Michael Keaton returns as the ghost with the most in Tim Burton’s majestically gonzo encore of the hereafter

Beetlejuice Beetlejuice
Starring Michael Keaton, Winona Rider, Catherine O’Hara & Jenna Ortega
Rated PG-13
Directed by Tim Burton
In theaters Sept. 6, 2024
After just a tad over 35 years, the ‘Juice is again on the loose.
Michael Keaton is back and doubling down on his memorable role as moviedom’s quippiest gross-out ghoul, while Winona Rider and Catherine O’Hara return as older versions of their characters from the first film and new additions (Jenna Ortega, Willem Dafoe, Monica Bellucci) freshen things up with a new wrinkle or two.
And director Tim Burton also resurfaces for this majestically gonzo encore of the hereafter, a cinematic carnival ride festooned with quirky stop-action oddities, subversively dark humor and wildly unpredictable bursts of imagination. It’s like Pee-Wee Herman on a playdate with Edward Scissorhands in Dante’s Inferno. But the star of the show is clearly Keaton, as unhinged and untethered as he should be, the ghost with the most, a cadaver of cad, the lewd ladykiller slob from beyond still lookin’ for love.

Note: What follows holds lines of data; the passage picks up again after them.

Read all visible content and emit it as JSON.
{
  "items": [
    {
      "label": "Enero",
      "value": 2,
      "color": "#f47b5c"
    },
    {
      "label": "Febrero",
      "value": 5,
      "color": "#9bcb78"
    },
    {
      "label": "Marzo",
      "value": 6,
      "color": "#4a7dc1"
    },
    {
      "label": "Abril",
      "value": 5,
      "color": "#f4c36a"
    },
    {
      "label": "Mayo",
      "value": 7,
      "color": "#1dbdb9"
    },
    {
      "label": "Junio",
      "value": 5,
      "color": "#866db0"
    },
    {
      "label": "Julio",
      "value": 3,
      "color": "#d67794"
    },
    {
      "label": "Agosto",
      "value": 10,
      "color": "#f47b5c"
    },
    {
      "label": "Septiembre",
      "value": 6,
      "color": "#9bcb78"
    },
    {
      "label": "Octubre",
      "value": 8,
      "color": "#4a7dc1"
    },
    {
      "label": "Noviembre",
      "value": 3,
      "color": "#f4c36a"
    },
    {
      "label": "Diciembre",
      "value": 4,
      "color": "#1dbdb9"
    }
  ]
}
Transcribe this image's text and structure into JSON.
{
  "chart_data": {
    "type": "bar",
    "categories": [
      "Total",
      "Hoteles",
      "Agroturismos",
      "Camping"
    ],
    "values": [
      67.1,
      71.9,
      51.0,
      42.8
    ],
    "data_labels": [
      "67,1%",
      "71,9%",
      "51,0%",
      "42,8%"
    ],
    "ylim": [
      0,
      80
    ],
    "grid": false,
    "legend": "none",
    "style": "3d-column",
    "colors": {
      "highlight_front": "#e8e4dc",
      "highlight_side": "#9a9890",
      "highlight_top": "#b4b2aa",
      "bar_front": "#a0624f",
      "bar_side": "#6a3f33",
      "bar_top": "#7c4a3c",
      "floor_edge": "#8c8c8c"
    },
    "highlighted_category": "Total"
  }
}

And like Beetlejuice, Keaton is game for anything, throwing himself into the crazy comedic churn of a storyline that includes ghostly office drone workers with teeny shrunken heads, an RIP’d actor (Willem Dafoe) policing crime in the underworld, a soul-sucking spurned lover (Monica Bellucci), a jaded undead janitor (Danny DeVito) and a teen girl (Jenna Ortega) whose crush on the boy next door (Arthur Conte) gets her pulled into the afterlife. There’s a hustle-bustle subway to the great hereafter—the Soul Train—pulsing with disco, and a pull-out-the-stops grand finale to “McArthur Park” that out-wows even the original film’s “Banana Boat (Day-O)” scene for wonderful weirdness.
There’s a lot of connective tissue to the first film, both stylistically and thematically, with sight gags and throwback references to the original. Ortega, the star of two Scream flicks as well as the TV series Wednesday (the spinoff of The Addams Family), brings a full-circle generational spin to her role as the daughter of Rider’s Lydia Deetz, now working as a TV spiritualist. Absent: Geena Davis and Alec Baldwin, who played a ghostly couple central to the story back in 1988, as is Jeffrey Jones, whose conviction as a sex offender now keeps him mostly out of Hollywood’s spotlight—but whose former character nonetheless “appears” here in a couple of inventive workarounds.

But there’s so much going on, the no-shows are barely missed. And Monica Bellucci (above) gets the film’s hands-down best new-character entrance, as her seductive wraith Delores literally pulls (and staples) herself together after spending centuries with severed body parts scattered hither and yon. It’s perhaps Burton’s wry cinematic nod to the career of the multi-lingual Italian model-turned-actress, a journey made up of bit parts and odds and ends including portraying the bride of Dracula, Mary Magdalene in Mel Gibson’s The Passion of the Christ, a rape victim in the controversial Irreversible, and the oldest “Bond girl” in the history of the franchise (Spectre). In the new Beetlejuice, she’s certainly the gal to die for—and as Beetlejuice remarks, she’s certainly looking very put-together.
And Tim Burton’s grand-guignol resurrection of the bawdy Beetlejuice puts together a new dose of movie moxie for a familiar franchise that’s already expanded into TV animation, videogames and a Broadway musical. It proudly unfurls its freak flag and lets it fly anew, a spooky-fun and retro-riffic way to spend 90-odd minutes with a spunky spirit who’s apparently still got a load of afterlife left.